I also have a couple of those Radio Shack radios. Nice touch for added bling.

It's all about the Tanklights!!

How did I run out of room so fast?


----------



## Luchotocado (May 15, 2015)

Where did you find the seat? Im looking for one just like that.


----------



## partsguy (May 15, 2015)

Four?! LOL! Try 11 tank light bikes!


----------



## jd56 (May 16, 2015)

I still have most of these and a few other tanklights. I have no idea how many I have owned since the beginning of my addiction.
But, I'm sure partsguy has had more than me.


----------



## partsguy (May 16, 2015)

jd56 said:


> I still have most of these and a few other tanklights. I have no idea how many I have owned since the beginning of my addiction.
> But, I'm sure partsguy has had more than me.





Counting the ones I have now, I have had only 14 tank light models pass through my hands. I obviously don't let go of them, LOL!


----------



## Saving Tempest (May 16, 2015)

jd56 said:


> I still have most of these and a few other tanklights. I have no idea how many I have owned since the beginning of my addiction.
> But, I'm sure partsguy has had more than me.
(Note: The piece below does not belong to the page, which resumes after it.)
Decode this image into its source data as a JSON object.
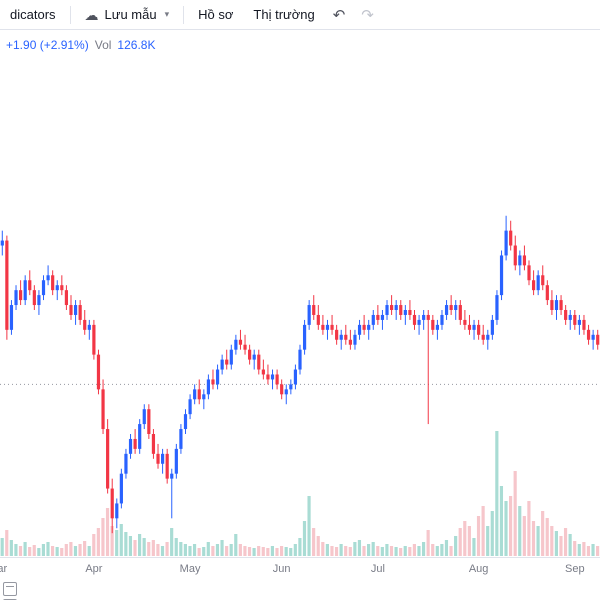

I need a Bike Epi-pen! I'm overdosing!




It's a nice way to go for SURE


----------



## mruiz (May 21, 2015)

JD
I never seen that many Murreys together.


----------



## jd56 (May 23, 2015)

Mitch, now that you mention it, it is a few more murrays than most would see. 
But only a few of these middleweights will stay in the herd, soon.
But I like the Murray heavyweights too.

It's all about the Tanklights!!

How did I run out of room so fast?


----------



## Saving Tempest (May 25, 2015)

A 60s Western Flyer and the ladies Higgins are about as close to having a Murray as I've ever been (and the Flyer's badge DID say "M. O. M.").

...not just because my mom bought it for me.


----------



## 1969nam (May 16, 2016)

Thanks for saving the middleweights.........classic's !


----------



## jmastuff (Oct 11, 2016)

nice herd!


----------